We can factorization $120$ into $2^3 \times 3 \times 5$ Which told us $a$ have $4 \times 2 \times 2 = 16$ possibilities.

Let consider three variables $p, q, r$ which range are $[0,3], [0,1], [0,1]$ respectively.

So we want to count the total number of all of the possibilities of $p, q, r$ such that

$xyz = 2^p \times 3^q \times 5^r$

Let $x = 2^{p_x} 3^{q_x} 5^{r_x}$ , $y = 2^{p_y} 3^{q_y} 5^{r_y}$ , $z = 2^{p_z} 3^{q_z} 5^{r_z}$ for integers variables inside that.

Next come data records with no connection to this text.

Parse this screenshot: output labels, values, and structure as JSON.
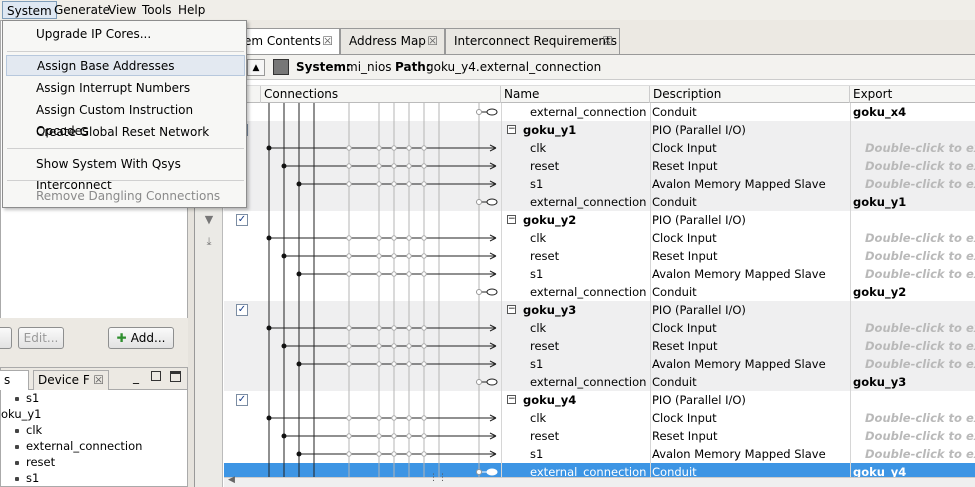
{
  "menubar": {
    "items": [
      "System",
      "Generate",
      "View",
      "Tools",
      "Help"
    ]
  },
  "system_menu": {
    "items": [
      {
        "label": "Upgrade IP Cores...",
        "enabled": true
      },
      {
        "label": "Assign Base Addresses",
        "enabled": true,
        "highlighted": true
      },
      {
        "label": "Assign Interrupt Numbers",
        "enabled": true
      },
      {
        "label": "Assign Custom Instruction Opcodes",
        "enabled": true
      },
      {
        "label": "Create Global Reset Network",
        "enabled": true
      },
      {
        "label": "Show System With Qsys Interconnect",
        "enabled": true
      },
      {
        "label": "Remove Dangling Connections",
        "enabled": false
      }
    ]
  },
  "left_panel": {
    "edit_button": "Edit...",
    "add_button": "Add...",
    "tabs": [
      "s",
      "Device F"
    ],
    "tree": [
      {
        "label": "s1",
        "indent": 1
      },
      {
        "label": "oku_y1",
        "indent": 0
      },
      {
        "label": "clk",
        "indent": 1
      },
      {
        "label": "external_connection",
        "indent": 1
      },
      {
        "label": "reset",
        "indent": 1
      },
      {
        "label": "s1",
        "indent": 1
      }
    ]
  },
  "main": {
    "tabs": [
      {
        "label": "em Contents",
        "active": true
      },
      {
        "label": "Address Map",
        "active": false
      },
      {
        "label": "Interconnect Requirements",
        "active": false
      }
    ],
    "path_bar": {
      "system_label": "System:",
      "system_value": "mi_nios",
      "path_label": "Path:",
      "path_value": "goku_y4.external_connection"
    },
    "columns": [
      "Connections",
      "Name",
      "Description",
      "Export"
    ],
    "rows": [
      {
        "type": "iface",
        "name": "external_connection",
        "desc": "Conduit",
        "export": "goku_x4",
        "export_bold": true,
        "conduit": true
      },
      {
        "type": "comp",
        "name": "goku_y1",
        "desc": "PIO (Parallel I/O)",
        "export": ""
      },
      {
        "type": "iface",
        "name": "clk",
        "desc": "Clock Input",
        "export": "Double-click to expo"
      },
      {
        "type": "iface",
        "name": "reset",
        "desc": "Reset Input",
        "export": "Double-click to expo"
      },
      {
        "type": "iface",
        "name": "s1",
        "desc": "Avalon Memory Mapped Slave",
        "export": "Double-click to expo"
      },
      {
        "type": "iface",
        "name": "external_connection",
        "desc": "Conduit",
        "export": "goku_y1",
        "export_bold": true,
        "conduit": true
      },
      {
        "type": "comp",
        "name": "goku_y2",
        "desc": "PIO (Parallel I/O)",
        "export": "",
        "checked": true
      },
      {
        "type": "iface",
        "name": "clk",
        "desc": "Clock Input",
        "export": "Double-click to expo"
      },
      {
        "type": "iface",
        "name": "reset",
        "desc": "Reset Input",
        "export": "Double-click to expo"
      },
      {
        "type": "iface",
        "name": "s1",
        "desc": "Avalon Memory Mapped Slave",
        "export": "Double-click to expo"
      },
      {
        "type": "iface",
        "name": "external_connection",
        "desc": "Conduit",
        "export": "goku_y2",
        "export_bold": true,
        "conduit": true
      },
      {
        "type": "comp",
        "name": "goku_y3",
        "desc": "PIO (Parallel I/O)",
        "export": "",
        "checked": true
      },
      {
        "type": "iface",
        "name": "clk",
        "desc": "Clock Input",
        "export": "Double-click to expo"
      },
      {
        "type": "iface",
        "name": "reset",
        "desc": "Reset Input",
        "export": "Double-click to expo"
      },
      {
        "type": "iface",
        "name": "s1",
        "desc": "Avalon Memory Mapped Slave",
        "export": "Double-click to expo"
      },
      {
        "type": "iface",
        "name": "external_connection",
        "desc": "Conduit",
        "export": "goku_y3",
        "export_bold": true,
        "conduit": true
      },
      {
        "type": "comp",
        "name": "goku_y4",
        "desc": "PIO (Parallel I/O)",
        "export": "",
        "checked": true
      },
      {
        "type": "iface",
        "name": "clk",
        "desc": "Clock Input",
        "export": "Double-click to expo"
      },
      {
        "type": "iface",
        "name": "reset",
        "desc": "Reset Input",
        "export": "Double-click to expo"
      },
      {
        "type": "iface",
        "name": "s1",
        "desc": "Avalon Memory Mapped Slave",
        "export": "Double-click to expo"
      },
      {
        "type": "iface",
        "name": "external_connection",
        "desc": "Conduit",
        "export": "goku_y4",
        "export_bold": true,
        "conduit": true,
        "selected": true
      }
    ]
  },
  "colors": {
    "selection": "#3d95e4",
    "shade": "#efeff0",
    "hint_text": "#b9b9b9"
  }
}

After that we have equations:

$p_x + p_y + p_z = p$

$q_x + q_y + q_z = q$

$r_x + r_y + r_z = r$

So for each tuple $(p, q, r)$ , the number of ordered tuple $(x, y, z)$ is $C_2^{p+2} \times C_2^{q+2} \times C_2^{r+2}$

Sum up all of that, the result is equivalent to

$(C_2^2 + C_2^3 + C_2^4 + C_2^5)(C_2^2 + C_2^3)(C_2^2 + C_2^3) = \boxed{320}$

120 = 2^(3) x 3 x 5

Therefore, total number of factors of 120 = (3+1) x (1+1) x (1+1) = 16

But a can be any of the 16 factors.

Now we use combination to assess how the factors are distributed if any a among the 16 factors is chosen.

Observe that there are five prime factor: 2,2,2,3 and 5. These can take any of the 3 variables x, y or z.

So, (5+1)C3 = 20 ; 1 has been added to account for 1 itself. For example 8 has 4 factors: 1,2,4 and 8.

Therefore, K = 20 x 16 = 320